Naanum Oru Thozhilali is a 1986 Indian Tamil-language masala film written, directed and produced by C. V. Sridhar. The film stars Kamal Haasan and Ambika, while Jaishankar, V. S. Raghavan and Devika play supporting roles. The film was also simultaneously shot in Telugu as Andarikante Ghanudu. Murali Mohan plays supporting role in Telugu version. The Tamil version was released on 1 May 1986. The film was a box office failure.

== Plot ==

Bharath returns to India from his studies abroad after his father Yoganand dies in a car accident. The family's factory is run by the father and son team of Rammohan and Sundar. They loot from the factory and treat the workers poorly. Kumar works at the factory and often clashes with Rammohan and Sundar. The duo accused Kumar's older brother of running away with stolen company cash but Kumar does not believe this. He is also suspicious of Yoganand's death and is trying to investigate.

Soon after his arrival in India, Bharath falls in love with factory worker Meena. He also quickly realises that something is amiss with the factory and his father's accident. With the help of Meena, he poses as factory worker Raju to investigate matters. He soon learns that Kumar is an ally and the two work together to get to the bottom of the mystery.

== Production ==

The film was launched by C. V. Sridhar in 1980 as a Cinemascope venture and was then titled as Sakthi.
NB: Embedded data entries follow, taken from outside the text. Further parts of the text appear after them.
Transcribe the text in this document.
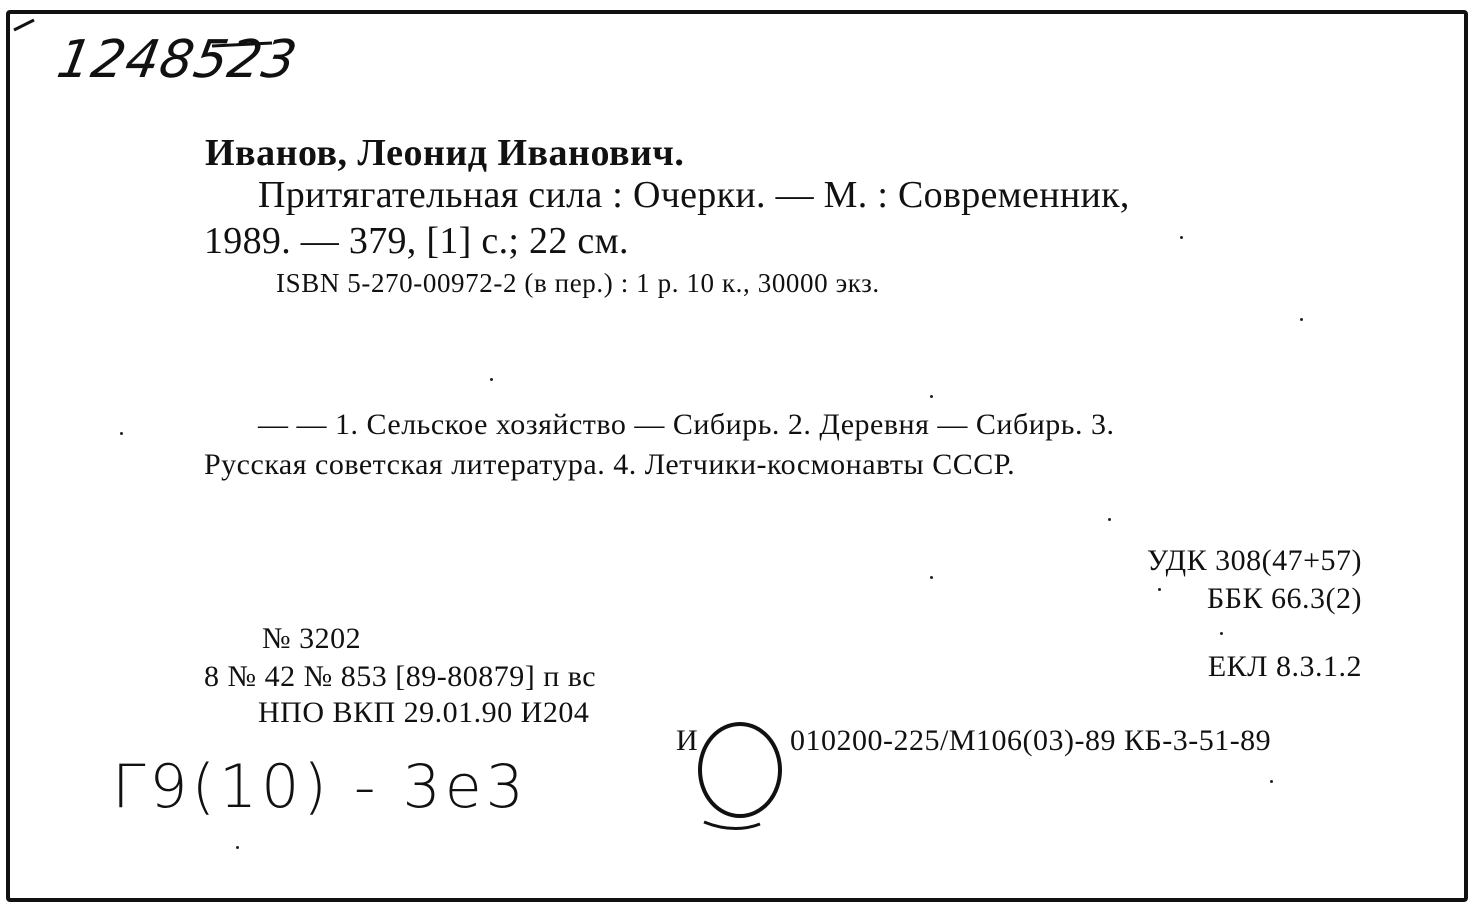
1248523
Иванов, Леонид Иванович.
Притягательная сила : Очерки. — М. : Современник,
1989. — 379, [1] с.; 22 см.
ISBN 5-270-00972-2 (в пер.) : 1 р. 10 к., 30000 экз.
— — 1. Сельское хозяйство — Сибирь. 2. Деревня — Сибирь. 3.
Русская советская литература. 4. Летчики-космонавты СССР.
УДК 308(47+57)
ББК 66.3(2)
№ 3202
8 № 42 № 853 [89-80879] п вс	ЕКЛ 8.3.1.2
НПО ВКП 29.01.90 И204
И	010200-225/М106(03)-89 КБ-3-51-89
Г9(10) - 3е3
Sridhar collaborated with Kamal Haasan after the success of the 1978 film Ilamai Oonjal Aadukirathu. The film was meant to be the first film which featured Haasan and Ambika as a lead pair and stills were released featuring Ambika in a swimsuit. The film got delayed and was put on hold, before it re-emerged in 1986 under the title of Meendum Suryodayam and shooting progressed. It was planned for an April 1986 release, which got postponed to 1 May 1986. There was a local council election in March 1986 and the Dravida Munnetra Kazhagam (DMK) won seats. Sridhar felt the title Meendum Suryodayam would imply that the filmmakers were welcoming the DMK's re-emergence, whose symbol is that of a rising sun. Hence the title was changed to Naanum Oru Thozhilali. Sridhar had previously started a film with the same title in the mid-1970s, with M. G. Ramachandran in the lead; that film was shelved.

== Soundtrack ==
The music was composed by Ilaiyaraaja, with lyrics by Vaali.

Tamil Track list
| No. | Title | Singer(s) | Length |
|---|---|---|---|
| 1. | "Aayirathil Nee Oruthan" | S. Janaki | 4:14 |
| 2. | "Angel Aadum Angel" | P. Susheela | 4:29 |
| 3. | "Mandaveli" | S. P. Balasubrahmanyam | 3:15 |
| 4. | "Naan Pooveduthu" | S. P. Balasubramanyam, S. Janaki | 4:37 |
| 5. | "Oru Nilavum Malarum" | S. P. Balasubrahmanyam, S. Janaki | 4:32 |
| 6. | "Pattu Poove" | S. P. Balasubrahmanyam | 4:30 |
| 7. | "Sembaruthi Poove" | S. P. Balasubrahmanyam, S. Janaki | 4:41 |
| Total length: |  |  | 30:18 |

== Release and reception ==
Naanum Oru Thozhilali released on 1 May 1986, Labour Day. The Telugu-language version Andarikante Ghanudu released one year later on 3 July 1987. The film was also dubbed in Kannada as Sooryodaya, but that did not have a theatrical release. Jayamanmadhan of Kalki criticised the director for assuming that Haasan, Ambika, the stunts and songs were enough for the film's success as audiences would not feel the same.